First, let's configure the General OpenVPN Server Information. Leave everything as default and give your VPN a description if you so choose as per the example below.

Under Cryptographic Settings, leave everything as default but change the Auth Digest Algorithm to SHA256 as per the example below since SHA1 is not that secure.

Under Tunnel Settings, enter the IP address range in CIDR notation for the Tunnel network (this will be the IP address range OpenVPN will use to assign IP's to VPN clients). You also need to tick the checkbox labeled Redirect Gateway to ensure all clients only use the VPN for all their traffic. Next enter the local network IP address range in CIDR notation (this is usually your LAN) and then set your maximum number of concurrent connections.

In my configuration example I have left all Client Settings in their default state. Here you may want to specify a DNS server etc. Once completed click on ‘Next‘.

Next the wizard will want to create the Firewall rule configuration. Select the Firewall rule and the OpenVPN rule as per the example below and click ‘Next‘

Finally, the configuration is complete. Click ‘Finish‘.

You should now have a configured OpenVPN server, a newly created WAN Firewall Rule and an OpenVPN tab under Firewall rules with the OpenVPN rule configured. Examples below.

Now that the OpenVPN server is up and running, we need to configure VPN client access.

Creating the OpenVPN Client on PFSense

Navigate to VPN – OpenVPN and click on the ‘Clients‘ tab and then click on ‘+Add‘.

This will open the OpenVPN client edit form which has 5 sections, General information, User Authentication Settings, Cryptographic Settings, Tunnel Settings and Advanced Configuration. As with the server config you will need to configure these settings to match your specific requirements. Below are the minimum changes you need to make.

Under General information enter the Server IP address or Fully Qualified Domain Name (FQDN) of your PFSense server and provide a description.

Peerless guitars serial numbers. Geometry dash subzero full version.
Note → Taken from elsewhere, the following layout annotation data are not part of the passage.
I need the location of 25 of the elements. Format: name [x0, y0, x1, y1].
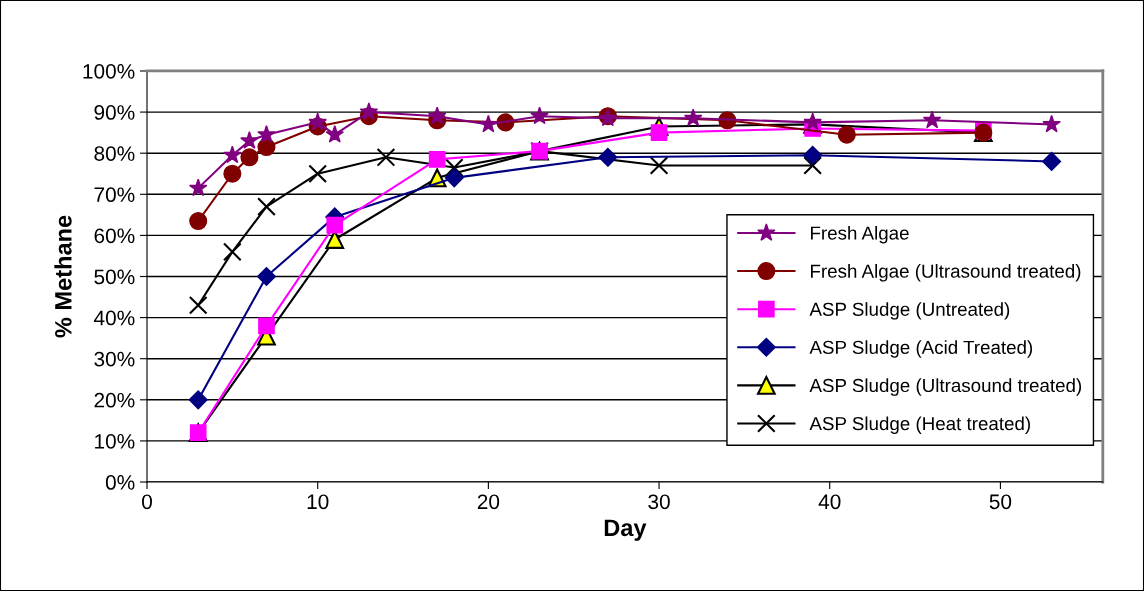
y-tick-label: 0%	[105, 475, 135, 490]
legend-label: ASP Sludge (Untreated)	[809, 302, 1010, 320]
x-tick-label: 50	[989, 494, 1012, 510]
y-tick-label: 80%	[94, 146, 135, 161]
y-tick-label: 90%	[94, 105, 135, 120]
y-tick-label: 60%	[94, 228, 135, 244]
x-tick-label: 0	[142, 494, 152, 510]
x-tick-label: 20	[477, 494, 500, 510]
x-tick-label: 40	[818, 494, 841, 510]
y-tick-label: 70%	[94, 187, 135, 203]
y-tick-label: 50%	[94, 269, 135, 285]
legend-label: ASP Sludge (Heat treated)	[809, 416, 1030, 434]
x-tick-label: 10	[307, 494, 329, 510]
legend-label: ASP Sludge (Ultrasound treated)	[809, 378, 1082, 396]
y-tick-label: 40%	[93, 310, 135, 326]
y-tick-label: 10%	[95, 433, 135, 449]
x-axis-title: Day	[604, 519, 647, 541]
y-tick-label: 100%	[83, 63, 135, 79]
legend-label: Fresh Algae	[811, 225, 909, 244]
y-axis-title: % Methane	[54, 215, 72, 338]
y-tick-label: 20%	[94, 392, 135, 408]
x-tick-label: 30	[648, 494, 670, 510]
y-tick-label: 30%	[94, 351, 135, 367]
legend-label: Fresh Algae (Ultrasound treated)	[811, 264, 1081, 282]
legend-label: ASP Sludge (Acid Treated)	[809, 340, 1033, 358]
Under User Authentication Settings provide a Username and Password.

Under Cryptographic Settings select SHA256 for the Auth digest algorithm

Under Advanced Configuration select ‘IPv4' Only and then click ‘Save‘

Openvpn Access Server Certificate Authentication

You should now have a suitably configured client configuration

Installing the OpenVPN Client Export Package

We now need to go and install the OpenVPN Client Export package so we can export the client configuration which we will need to provide to clients so that they can connect to our OpenVPN server.

First go to System – Package Manager

Click on Available Packages and then search for OpenVPN. In the search results which are returned click on ‘Install‘ to install the openvpn-client-export package.

On the next screen click on ‘Confirm‘

The package will then install and you should get notified if it was installed successfully.

Openvpn Access Server Download Certificates

Adding the VPN User

Openvpn Access Server License

We now need to create the VPN user. To do this go to System – User Manager and click on ‘Add‘ to create a new user. Fill in the username and password which needs to match the config you created under Client Settings during the OpenVPN client configuration. Ensure you tick ‘Click to create user certificate‘ and then give the certificate a name and select your Certificate Authority. Once all is done click on ‘Save‘

You have no completed the OpenVPN setup. To download the Client Configuration navigate to Client Export under the OpenVPN menu item.

If all is configured correctly you should now be presented different download options which give you the OpenVPN config settings you need to configure your client so that they are able to connect to your PFSense OpenVPN server.